33. To counter this defence, the prosecution was required to adduce direct or circumstantial evidence proving that the appellant was the perpetrator of the unlawful actions. This was proved by the prosecution evidence as analyzed above. In this case, the prosecution largely rests on the accounts of Pw2 to Pw4 that placed the appellant at the scene of the crime. I have examined closely the identification evidence of Pw2 to Pw4 and found it to be free from the possibility of mistake or error. In light of that evidence, I reject the appellant’s alibi. I am satisfied that there was ample evidence which put him at the scene of crime.
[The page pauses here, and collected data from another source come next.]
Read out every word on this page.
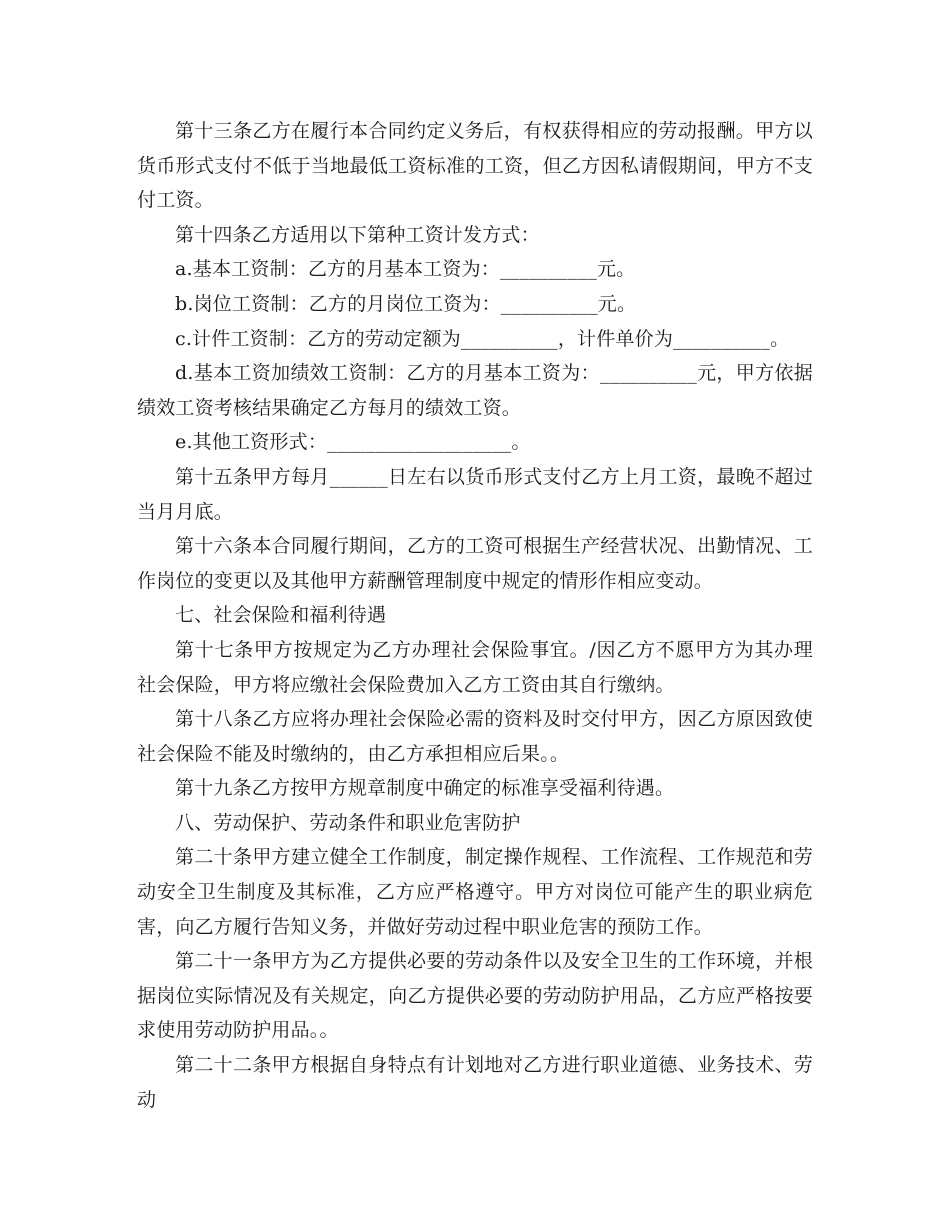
第十三条乙方在履行本合同约定义务后，有权获得相应的劳动报酬。甲方以货币形式支付不低于当地最低工资标准的工资，但乙方因私请假期间，甲方不支付工资。

第十四条乙方适用以下第种工资计发方式：

a.基本工资制：乙方的月基本工资为：__________元。

b.岗位工资制：乙方的月岗位工资为：__________元。

c.计件工资制：乙方的劳动定额为__________，计件单价为__________。

d.基本工资加绩效工资制：乙方的月基本工资为：__________元，甲方依据绩效工资考核结果确定乙方每月的绩效工资。

e.其他工资形式：___________________。

第十五条甲方每月______日左右以货币形式支付乙方上月工资，最晚不超过当月月底。

第十六条本合同履行期间，乙方的工资可根据生产经营状况、出勤情况、工作岗位的变更以及其他甲方薪酬管理制度中规定的情形作相应变动。

七、社会保险和福利待遇

第十七条甲方按规定为乙方办理社会保险事宜。/因乙方不愿甲方为其办理社会保险，甲方将应缴社会保险费加入乙方工资由其自行缴纳。

第十八条乙方应将办理社会保险必需的资料及时交付甲方，因乙方原因致使社会保险不能及时缴纳的，由乙方承担相应后果。。

第十九条乙方按甲方规章制度中确定的标准享受福利待遇。

八、劳动保护、劳动条件和职业危害防护

第二十条甲方建立健全工作制度，制定操作规程、工作流程、工作规范和劳动安全卫生制度及其标准，乙方应严格遵守。甲方对岗位可能产生的职业病危害，向乙方履行告知义务，并做好劳动过程中职业危害的预防工作。

第二十一条甲方为乙方提供必要的劳动条件以及安全卫生的工作环境，并根据岗位实际情况及有关规定，向乙方提供必要的劳动防护用品，乙方应严格按要求使用劳动防护用品。。

第二十二条甲方根据自身特点有计划地对乙方进行职业道德、业务技术、劳动
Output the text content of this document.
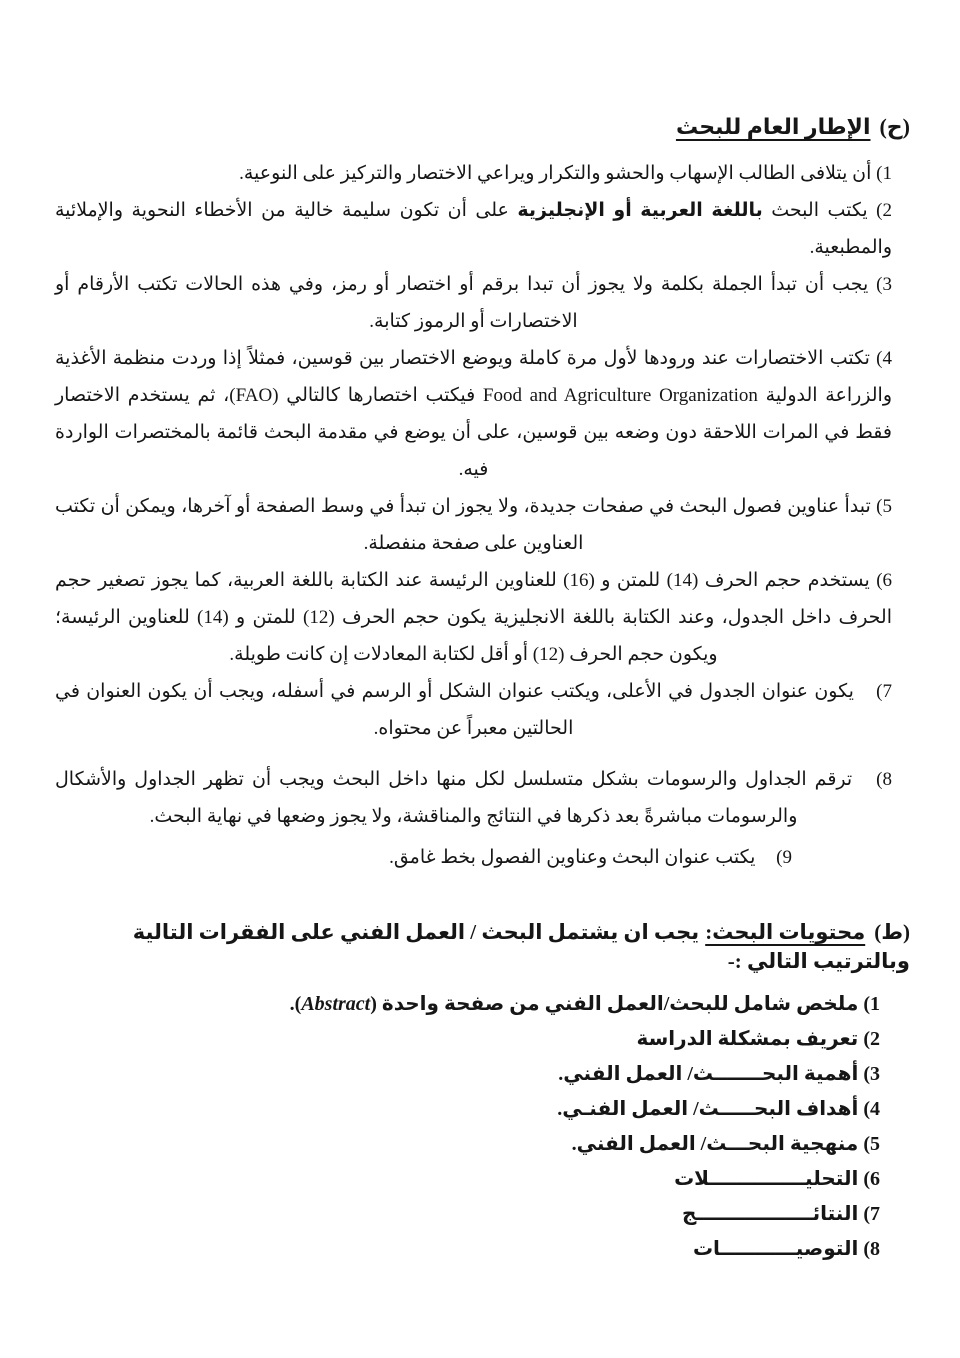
(ح)الإطار العام للبحث

1) أن يتلافى الطالب الإسهاب والحشو والتكرار ويراعي الاختصار والتركيز على النوعية.

2) يكتب البحث باللغة العربية أو الإنجليزية على أن تكون سليمة خالية من الأخطاء النحوية والإملائية والمطبعية.

3) يجب أن تبدأ الجملة بكلمة ولا يجوز أن تبدا برقم أو اختصار أو رمز، وفي هذه الحالات تكتب الأرقام أو الاختصارات أو الرموز كتابة.

4) تكتب الاختصارات عند ورودها لأول مرة كاملة ويوضع الاختصار بين قوسين، فمثلاً إذا وردت منظمة الأغذية والزراعة الدولية Food and Agriculture Organization فيكتب اختصارها كالتالي (FAO)، ثم يستخدم الاختصار فقط في المرات اللاحقة دون وضعه بين قوسين، على أن يوضع في مقدمة البحث قائمة بالمختصرات الواردة فيه.

5) تبدأ عناوين فصول البحث في صفحات جديدة، ولا يجوز ان تبدأ في وسط الصفحة أو آخرها، ويمكن أن تكتب العناوين على صفحة منفصلة.

6) يستخدم حجم الحرف (14) للمتن و (16) للعناوين الرئيسة عند الكتابة باللغة العربية، كما يجوز تصغير حجم الحرف داخل الجدول، وعند الكتابة باللغة الانجليزية يكون حجم الحرف (12) للمتن و (14) للعناوين الرئيسة؛ ويكون حجم الحرف (12) أو أقل لكتابة المعادلات إن كانت طويلة.

7) يكون عنوان الجدول في الأعلى، ويكتب عنوان الشكل أو الرسم في أسفله، ويجب أن يكون العنوان في الحالتين معبراً عن محتواه.

8) ترقم الجداول والرسومات بشكل متسلسل لكل منها داخل البحث ويجب أن تظهر الجداول والأشكال والرسومات مباشرةً بعد ذكرها في النتائج والمناقشة، ولا يجوز وضعها في نهاية البحث.

9) يكتب عنوان البحث وعناوين الفصول بخط غامق.

(ط)محتويات البحث:يجب ان يشتمل البحث / العمل الفني على الفقرات التالية وبالترتيب التالي :-

1) ملخص شامل للبحث/العمل الفني من صفحة واحدة (Abstract).

2) تعريف بمشكلة الدراسة

3) أهمية البحـــــــث/ العمل الفني.

4) أهداف البحـــــث/ العمل الفنـي.

5) منهجية البحـــث/ العمل الفني.

6) التحليــــــــــــــلات

7) النتائـــــــــــــــــج

8) التوصيـــــــــــات
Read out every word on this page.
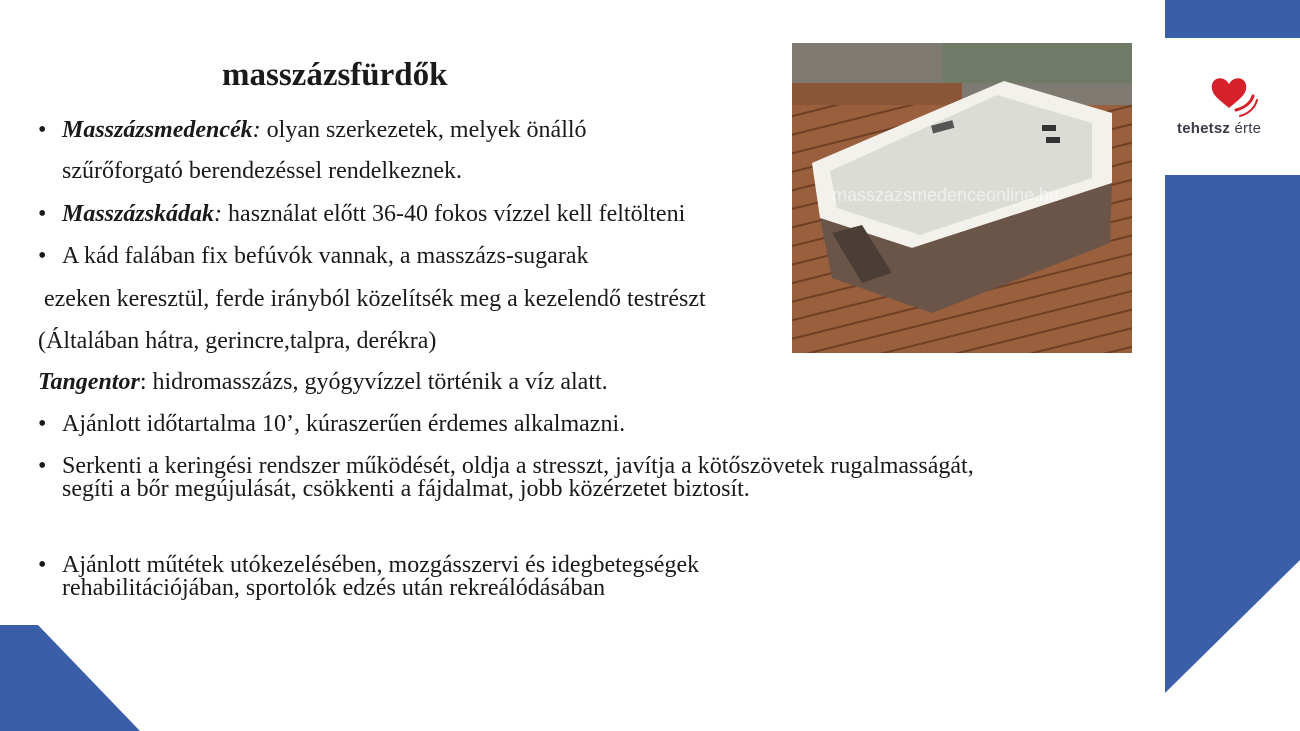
tehetsz érte
masszázsfürdők
masszazsmedenceonline.hu
• Masszázsmedencék: olyan szerkezetek, melyek önálló
szűrőforgató berendezéssel rendelkeznek.
• Masszázskádak: használat előtt 36-40 fokos vízzel kell feltölteni
• A kád falában fix befúvók vannak, a masszázs-sugarak
ezeken keresztül, ferde irányból közelítsék meg a kezelendő testrészt
(Általában hátra, gerincre,talpra, derékra)
Tangentor: hidromasszázs, gyógyvízzel történik a víz alatt.
• Ajánlott időtartalma 10’, kúraszerűen érdemes alkalmazni.
• Serkenti a keringési rendszer működését, oldja a stresszt, javítja a kötőszövetek rugalmasságát, segíti a bőr megújulását, csökkenti a fájdalmat, jobb közérzetet biztosít.
• Ajánlott műtétek utókezelésében, mozgásszervi és idegbetegségek rehabilitációjában, sportolók edzés után rekreálódásában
34. In view of the foregoing analysis I find that the appeal against conviction lacks merit and is dismissed. With regard to sentence, Section 296(2) provides for a death sentence. The sentence of 10 years meted on the appellant appears lenient. It is possible that the trial magistrate might have had in mind the decision by the Supreme Court in the case of Francis Karioko Muruatetu &Another V. R (2017) which outlawed death sentence. That being the position i find that there is no reason to interfere with the sentence passed by the court save that this court has power to enhance the sentence but opts not to do so. I note that the prosecution did not present evidence to the effect that the appellant had previous convictions and therefore I hold that he is a first offender. As the appellant appears to have remained in custody for the entire period of the trial I order that the sentence do run from the date of arrest namely 28. 6.2013.

35. In the result the appellant’s appeal on conviction is without merit and is dismissed. The appeal on sentence partly succeeds to the extent that the sentence of ten (10) years shall run from the date of arrest namely 28. 6.2013.

It is so ordered.

Dated and delivered at Machakos this 29th day of  April, 2020.